Seek the Lord while he may be found;
call on him while he is near.
Let the wicked forsake their ways
and the unrighteous their thoughts.
Let them turn to the Lord, and he will have mercy on them,
and to our God, for he will freely pardon.

Seek the Lord while He may be found, call on Him while He is near. This would certainly apply to Israel when God manifested Himself to them in various ways for the purpose of making Himself know, and in Jesus’ time as God confronted the Roman world, the Scribes and Pharisees, the common Hebrew population and the gentile world, in the person of Jesus Christ. However, I also believe, on a personal level, God orchestrates times and circumstances in our lives, as individuals, when we are more susceptible to hearing Him, or at least we should be.

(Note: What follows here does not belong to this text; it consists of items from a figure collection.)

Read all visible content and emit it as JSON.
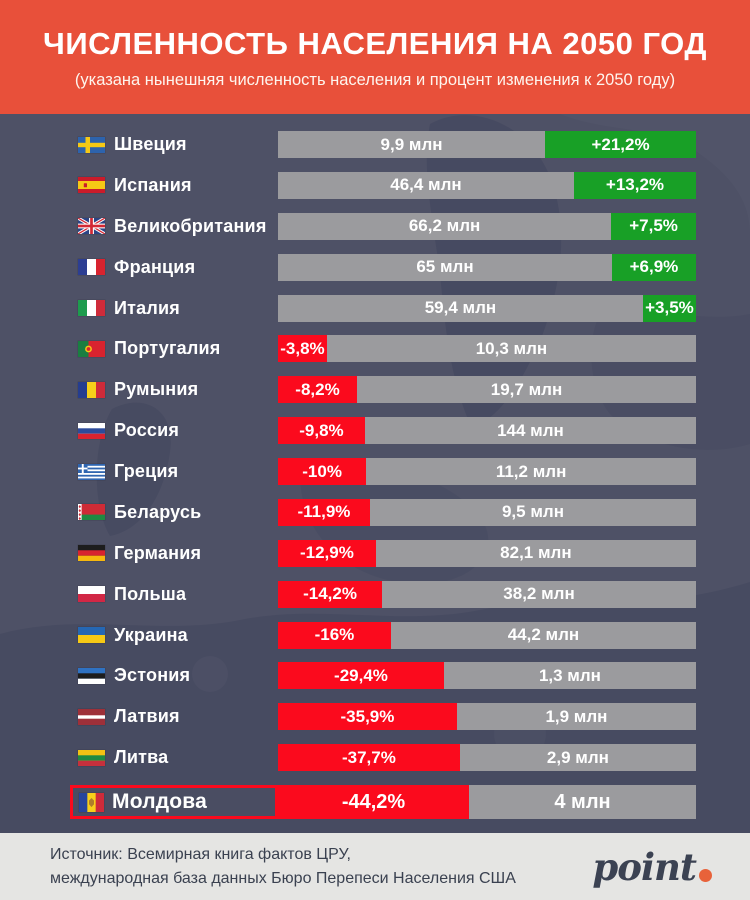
{
  "header": {
    "title": "ЧИСЛЕННОСТЬ НАСЕЛЕНИЯ НА 2050 ГОД",
    "subtitle": "(указана нынешняя численность населения и процент изменения к 2050 году)",
    "bg_color": "#e8503a"
  },
  "chart_data": {
    "type": "bar",
    "orientation": "horizontal",
    "title": "ЧИСЛЕННОСТЬ НАСЕЛЕНИЯ НА 2050 ГОД",
    "subtitle": "(указана нынешняя численность населения и процент изменения к 2050 году)",
    "unit": "млн человек",
    "legend_position": "none",
    "grid": false,
    "colors": {
      "population_bar": "#9b9b9e",
      "increase": "#18a026",
      "decrease": "#fb0a1d",
      "background": "#4e5166"
    },
    "highlight_country": "Молдова",
    "rows": [
      {
        "country": "Швеция",
        "flag": "sweden",
        "population_mln": 9.9,
        "population_label": "9,9 млн",
        "change_pct": 21.2,
        "change_label": "+21,2%",
        "bar_fraction": 0.361
      },
      {
        "country": "Испания",
        "flag": "spain",
        "population_mln": 46.4,
        "population_label": "46,4 млн",
        "change_pct": 13.2,
        "change_label": "+13,2%",
        "bar_fraction": 0.292
      },
      {
        "country": "Великобритания",
        "flag": "uk",
        "population_mln": 66.2,
        "population_label": "66,2 млн",
        "change_pct": 7.5,
        "change_label": "+7,5%",
        "bar_fraction": 0.203
      },
      {
        "country": "Франция",
        "flag": "france",
        "population_mln": 65,
        "population_label": "65 млн",
        "change_pct": 6.9,
        "change_label": "+6,9%",
        "bar_fraction": 0.201
      },
      {
        "country": "Италия",
        "flag": "italy",
        "population_mln": 59.4,
        "population_label": "59,4 млн",
        "change_pct": 3.5,
        "change_label": "+3,5%",
        "bar_fraction": 0.127
      },
      {
        "country": "Португалия",
        "flag": "portugal",
        "population_mln": 10.3,
        "population_label": "10,3 млн",
        "change_pct": -3.8,
        "change_label": "-3,8%",
        "bar_fraction": 0.117
      },
      {
        "country": "Румыния",
        "flag": "romania",
        "population_mln": 19.7,
        "population_label": "19,7 млн",
        "change_pct": -8.2,
        "change_label": "-8,2%",
        "bar_fraction": 0.189
      },
      {
        "country": "Россия",
        "flag": "russia",
        "population_mln": 144,
        "population_label": "144 млн",
        "change_pct": -9.8,
        "change_label": "-9,8%",
        "bar_fraction": 0.208
      },
      {
        "country": "Греция",
        "flag": "greece",
        "population_mln": 11.2,
        "population_label": "11,2 млн",
        "change_pct": -10,
        "change_label": "-10%",
        "bar_fraction": 0.211
      },
      {
        "country": "Беларусь",
        "flag": "belarus",
        "population_mln": 9.5,
        "population_label": "9,5 млн",
        "change_pct": -11.9,
        "change_label": "-11,9%",
        "bar_fraction": 0.22
      },
      {
        "country": "Германия",
        "flag": "germany",
        "population_mln": 82.1,
        "population_label": "82,1 млн",
        "change_pct": -12.9,
        "change_label": "-12,9%",
        "bar_fraction": 0.234
      },
      {
        "country": "Польша",
        "flag": "poland",
        "population_mln": 38.2,
        "population_label": "38,2 млн",
        "change_pct": -14.2,
        "change_label": "-14,2%",
        "bar_fraction": 0.249
      },
      {
        "country": "Украина",
        "flag": "ukraine",
        "population_mln": 44.2,
        "population_label": "44,2 млн",
        "change_pct": -16,
        "change_label": "-16%",
        "bar_fraction": 0.27
      },
      {
        "country": "Эстония",
        "flag": "estonia",
        "population_mln": 1.3,
        "population_label": "1,3 млн",
        "change_pct": -29.4,
        "change_label": "-29,4%",
        "bar_fraction": 0.397
      },
      {
        "country": "Латвия",
        "flag": "latvia",
        "population_mln": 1.9,
        "population_label": "1,9 млн",
        "change_pct": -35.9,
        "change_label": "-35,9%",
        "bar_fraction": 0.428
      },
      {
        "country": "Литва",
        "flag": "lithuania",
        "population_mln": 2.9,
        "population_label": "2,9 млн",
        "change_pct": -37.7,
        "change_label": "-37,7%",
        "bar_fraction": 0.435
      },
      {
        "country": "Молдова",
        "flag": "moldova",
        "population_mln": 4,
        "population_label": "4 млн",
        "change_pct": -44.2,
        "change_label": "-44,2%",
        "bar_fraction": 0.457
      }
    ]
  },
  "footer": {
    "source_line1": "Источник: Всемирная книга фактов ЦРУ,",
    "source_line2": "международная база данных Бюро Перепеси Населения США",
    "logo_text": "point"
  }
}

There are seasons in our lives in which people and circumstances make it easier for us to hear Him. I experienced this in my own life, and I have witnessed it happen to others.

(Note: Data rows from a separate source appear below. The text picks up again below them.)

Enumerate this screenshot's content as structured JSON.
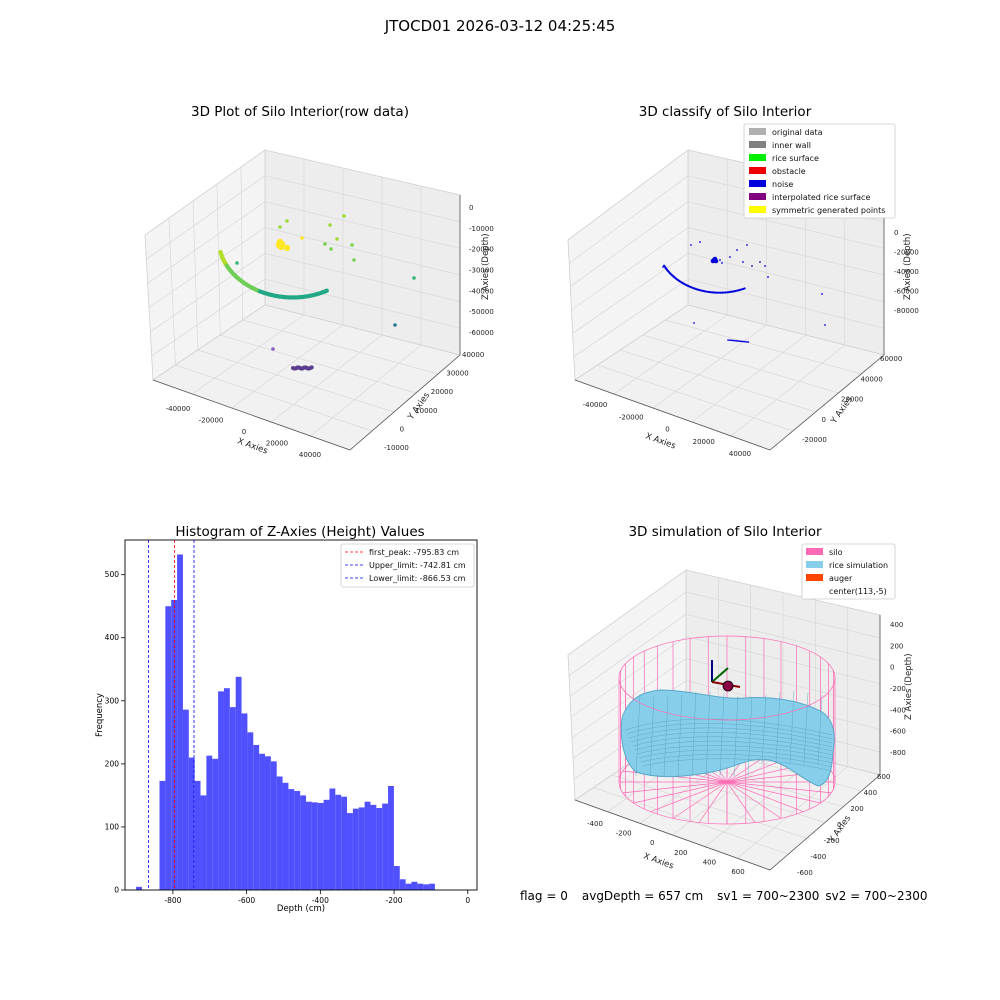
{
  "suptitle": "JTOCD01 2026-03-12 04:25:45",
  "panels": {
    "raw": {
      "title": "3D Plot of Silo Interior(row data)",
      "x_label": "X Axies",
      "y_label": "Y Axies",
      "z_label": "Z Axies (Depth)",
      "x_ticks": [
        "-40000",
        "-20000",
        "0",
        "20000",
        "40000"
      ],
      "y_ticks": [
        "-10000",
        "0",
        "10000",
        "20000",
        "30000",
        "40000"
      ],
      "z_ticks": [
        "0",
        "-10000",
        "-20000",
        "-30000",
        "-40000",
        "-50000",
        "-60000"
      ]
    },
    "classify": {
      "title": "3D classify of Silo Interior",
      "x_label": "X Axies",
      "y_label": "Y Axies",
      "z_label": "Z Axies (Depth)",
      "x_ticks": [
        "-40000",
        "-20000",
        "0",
        "20000",
        "40000"
      ],
      "y_ticks": [
        "-20000",
        "0",
        "20000",
        "40000",
        "60000"
      ],
      "z_ticks": [
        "0",
        "-20000",
        "-40000",
        "-60000",
        "-80000"
      ],
      "legend": [
        {
          "label": "original data",
          "color": "#b0b0b0"
        },
        {
          "label": "inner wall",
          "color": "#808080"
        },
        {
          "label": "rice surface",
          "color": "#00ee00"
        },
        {
          "label": "obstacle",
          "color": "#ee0000"
        },
        {
          "label": "noise",
          "color": "#0000dd"
        },
        {
          "label": "interpolated rice surface",
          "color": "#800080"
        },
        {
          "label": "symmetric generated points",
          "color": "#ffff00"
        }
      ]
    },
    "simulation": {
      "title": "3D simulation of Silo Interior",
      "x_label": "X Axies",
      "y_label": "Y Axies",
      "z_label": "Z Axies (Depth)",
      "x_ticks": [
        "-400",
        "-200",
        "0",
        "200",
        "400",
        "600"
      ],
      "y_ticks": [
        "-600",
        "-400",
        "-200",
        "0",
        "200",
        "400",
        "600"
      ],
      "z_ticks": [
        "400",
        "200",
        "0",
        "-200",
        "-400",
        "-600",
        "-800"
      ],
      "legend": [
        {
          "label": "silo",
          "color": "#ff69b4"
        },
        {
          "label": "rice simulation",
          "color": "#87ceeb"
        },
        {
          "label": "auger",
          "color": "#ff4500"
        },
        {
          "label": "center(113,-5)",
          "color": ""
        }
      ]
    }
  },
  "chart_data": [
    {
      "type": "scatter",
      "subtype": "3d",
      "title": "3D Plot of Silo Interior(row data)",
      "xlabel": "X Axies",
      "ylabel": "Y Axies",
      "zlabel": "Z Axies (Depth)",
      "xlim": [
        -50000,
        50000
      ],
      "ylim": [
        -12000,
        45000
      ],
      "zlim": [
        -65000,
        3000
      ]
    },
    {
      "type": "scatter",
      "subtype": "3d",
      "title": "3D classify of Silo Interior",
      "xlabel": "X Axies",
      "ylabel": "Y Axies",
      "zlabel": "Z Axies (Depth)",
      "xlim": [
        -50000,
        50000
      ],
      "ylim": [
        -30000,
        65000
      ],
      "zlim": [
        -85000,
        5000
      ],
      "legend_position": "top-right"
    },
    {
      "type": "bar",
      "subtype": "histogram",
      "title": "Histogram of Z-Axies (Height) Values",
      "xlabel": "Depth (cm)",
      "ylabel": "Frequency",
      "xlim": [
        -930,
        25
      ],
      "ylim": [
        0,
        555
      ],
      "x_ticks": [
        -800,
        -600,
        -400,
        -200,
        0
      ],
      "y_ticks": [
        0,
        100,
        200,
        300,
        400,
        500
      ],
      "bin_start": -900,
      "bin_width": 15.9,
      "values": [
        5,
        0,
        0,
        0,
        173,
        450,
        460,
        532,
        286,
        210,
        173,
        150,
        213,
        208,
        315,
        320,
        290,
        338,
        280,
        250,
        230,
        216,
        212,
        204,
        180,
        170,
        160,
        157,
        150,
        140,
        139,
        138,
        143,
        161,
        151,
        148,
        122,
        129,
        131,
        140,
        135,
        130,
        137,
        165,
        38,
        17,
        10,
        13,
        10,
        9,
        10
      ],
      "legend": [
        {
          "label": "first_peak: -795.83 cm",
          "value": -795.83,
          "color": "#ff0000"
        },
        {
          "label": "Upper_limit: -742.81 cm",
          "value": -742.81,
          "color": "#0000ff"
        },
        {
          "label": "Lower_limit: -866.53 cm",
          "value": -866.53,
          "color": "#0000ff"
        }
      ],
      "legend_position": "top-right"
    },
    {
      "type": "area",
      "subtype": "3d-surface",
      "title": "3D simulation of Silo Interior",
      "xlabel": "X Axies",
      "ylabel": "Y Axies",
      "zlabel": "Z Axies (Depth)",
      "xlim": [
        -550,
        750
      ],
      "ylim": [
        -700,
        650
      ],
      "zlim": [
        -900,
        450
      ],
      "legend_position": "top-right"
    }
  ],
  "footer": {
    "flag": "flag = 0",
    "avg_depth": "avgDepth = 657 cm",
    "sv1": "sv1 = 700~2300",
    "sv2": "sv2 = 700~2300"
  }
}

Have you ever taken the time to think about how you think, and why you think the way you do? This is a very important issue that a lot of us need to give more thought to. Think about how you think! We are all influenced by a lot of people and things that affect how we think, whether we realize and admit it or not. Some of the ways we think are destructive. We have an enemy, Satan, the father of lies, whose sole intent is to kill, steal, and destroy. He puts evil and destructive thoughts in our minds. Sometimes he does this directly, sometimes he does it through others. You should be in the habit of questioning all your thoughts. Is any particular thought something that originated in your own mind, is it an inspiration of God, did someone else influence you, or is Satan lying to you? Is someone else controlling your thought process?

The Apostle Paul, in the Second Book of Corinthians, chapter 10, gives us the answer to this dilemma:

For though we live in the world, we do not wage war as the world does. The weapons we fight with are not the weapons of the world. On the contrary, they have divine power to demolish strongholds. We demolish arguments and every pretension that sets itself up against the knowledge of God, and we take captive every thought to make it obedient to Christ.

Take your thoughts captive. Make them obedient to Christ. Learn of Christ. Know Him. He has promised to make Himself known to those who seek Him. Let Christ rule your thought life, or someone, or something else will put your mind in prison.